Manuel Ruiz-Lopez, Université de Lorraine and Marilia Martins-Costa, Université de Lorraine
Un an après, Rémi Malingrëy a porté un regard graphique et personnel sur cet article. Après la conférence sur le climat de Paris en novembre 2015 (COP21), dont la principale ambition aura été de stabiliser le réchauffement climatique en dessous de 2 °C d’ici 2100, les expectatives se centrent désormais sur celle de Marrakech en novembre 2016 (COP22). Dans ce contexte, l’article ci-dessous avait tiré l’attention sur l’importance de prendre en compte le rôle des gouttelettes dans les nuages pour mieux comprendre les changements chimiques qui se produisent dans l’atmosphère.
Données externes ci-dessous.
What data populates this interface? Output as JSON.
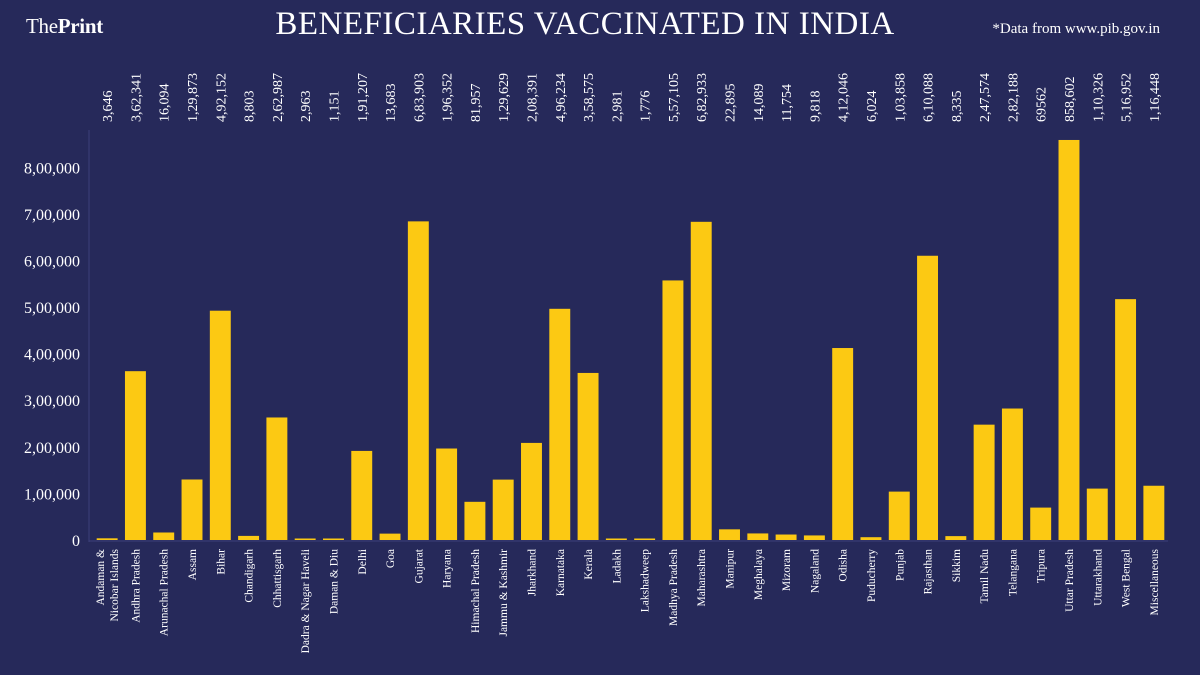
{
  "header": {
    "logo_part1": "The",
    "logo_part2": "Print",
    "title": "BENEFICIARIES VACCINATED IN INDIA",
    "source": "*Data from www.pib.gov.in"
  },
  "colors": {
    "background": "#26295a",
    "bar": "#fcc913",
    "text": "#ffffff",
    "grid": "#3c407a"
  },
  "chart_data": {
    "type": "bar",
    "title": "BENEFICIARIES VACCINATED IN INDIA",
    "xlabel": "",
    "ylabel": "",
    "ylim": [
      0,
      880000
    ],
    "yticks": [
      0,
      100000,
      200000,
      300000,
      400000,
      500000,
      600000,
      700000,
      800000
    ],
    "ytick_labels": [
      "0",
      "1,00,000",
      "2,00,000",
      "3,00,000",
      "4,00,000",
      "5,00,000",
      "6,00,000",
      "7,00,000",
      "8,00,000"
    ],
    "grid": false,
    "categories": [
      "Andaman & Nicobar Islands",
      "Andhra Pradesh",
      "Arunachal Pradesh",
      "Assam",
      "Bihar",
      "Chandigarh",
      "Chhattisgarh",
      "Dadra & Nagar Haveli",
      "Daman & Diu",
      "Delhi",
      "Goa",
      "Gujarat",
      "Haryana",
      "Himachal Pradesh",
      "Jammu & Kashmir",
      "Jharkhand",
      "Karnataka",
      "Kerala",
      "Ladakh",
      "Lakshadweep",
      "Madhya Pradesh",
      "Maharashtra",
      "Manipur",
      "Meghalaya",
      "Mizoram",
      "Nagaland",
      "Odisha",
      "Puducherry",
      "Punjab",
      "Rajasthan",
      "Sikkim",
      "Tamil Nadu",
      "Telangana",
      "Tripura",
      "Uttar Pradesh",
      "Uttarakhand",
      "West Bengal",
      "Miscellaneous"
    ],
    "values": [
      3646,
      362341,
      16094,
      129873,
      492152,
      8803,
      262987,
      2963,
      1151,
      191207,
      13683,
      683903,
      196352,
      81957,
      129629,
      208391,
      496234,
      358575,
      2981,
      1776,
      557105,
      682933,
      22895,
      14089,
      11754,
      9818,
      412046,
      6024,
      103858,
      610088,
      8335,
      247574,
      282188,
      69562,
      858602,
      110326,
      516952,
      116448
    ],
    "value_labels": [
      "3,646",
      "3,62,341",
      "16,094",
      "1,29,873",
      "4,92,152",
      "8,803",
      "2,62,987",
      "2,963",
      "1,151",
      "1,91,207",
      "13,683",
      "6,83,903",
      "1,96,352",
      "81,957",
      "1,29,629",
      "2,08,391",
      "4,96,234",
      "3,58,575",
      "2,981",
      "1,776",
      "5,57,105",
      "6,82,933",
      "22,895",
      "14,089",
      "11,754",
      "9,818",
      "4,12,046",
      "6,024",
      "1,03,858",
      "6,10,088",
      "8,335",
      "2,47,574",
      "2,82,188",
      "69562",
      "858,602",
      "1,10,326",
      "5,16,952",
      "1,16,448"
    ]
  }
}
Ces phénomènes restent encore assez mal connus aujourd’hui et d’autres travaux seront nécessaires dans les années à venir. Mais le principal intérêt des chercheurs aura été de rappeler, si besoin était, la grande complexité de la chimie de l’atmosphère. Cette discipline, malheureusement, mais aussi étonnamment, n’est pas encore suffisamment présente dans les discussions scientifiques qui entourent la préparation des conférences sur le climat.
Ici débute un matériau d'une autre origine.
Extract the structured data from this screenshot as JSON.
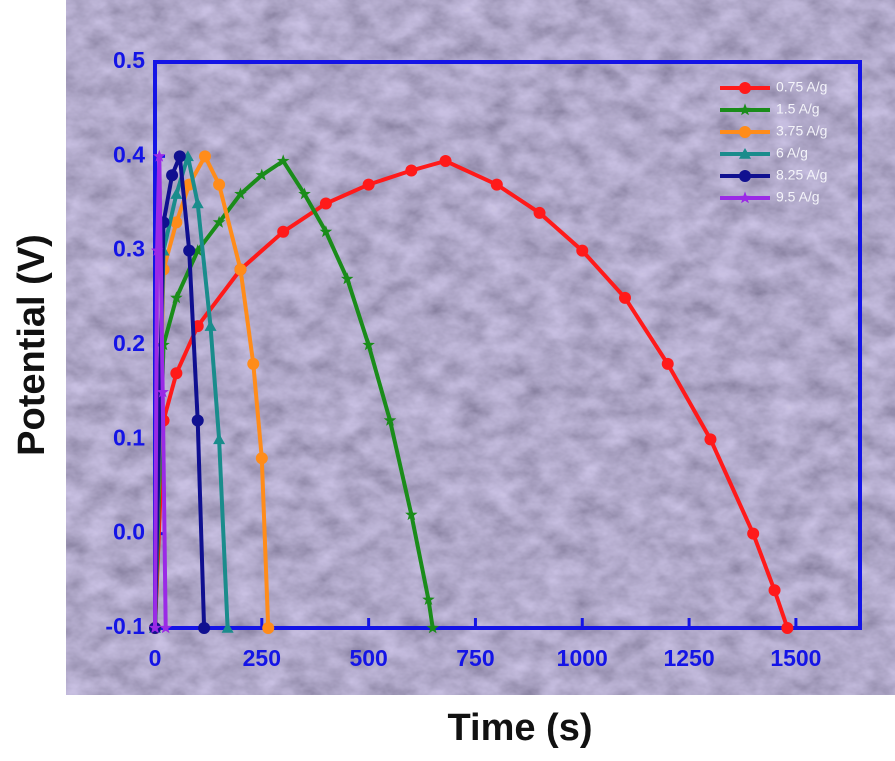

La pollution de l’air constitue un danger pour la santé humaine, notamment celle des personnes sensibles, enfants, personnes âgées, malades du cœur ou des poumons. Elle a de même potentiellement des effets néfastes sur l’environnement : le dépérissement des forêts ou l’acidification des océans provoqués par les pluies acides constituent des exemples aujourd’hui bien connus. La lutte contre la pollution atmosphérique représente donc un enjeu majeur pour nos sociétés.
Cette lutte suppose, bien sûr, l’engagement de politiques de réduction des émissions liées aux activités humaines, surtout celles des gaz à effet de serre, des particules fines ou des composés organiques volatiles. Mais pour être efficace, la décision politique doit prendre en compte les estimations des modèles atmosphériques et analyser différents scénarios possibles. Quel est le devenir de tel ou tel contaminant secondaire lorsque l’on réduit l’émission d’un gaz donné ? Comment cela affecte-t-il d’autres variables, comme l’effet de serre par exemple ?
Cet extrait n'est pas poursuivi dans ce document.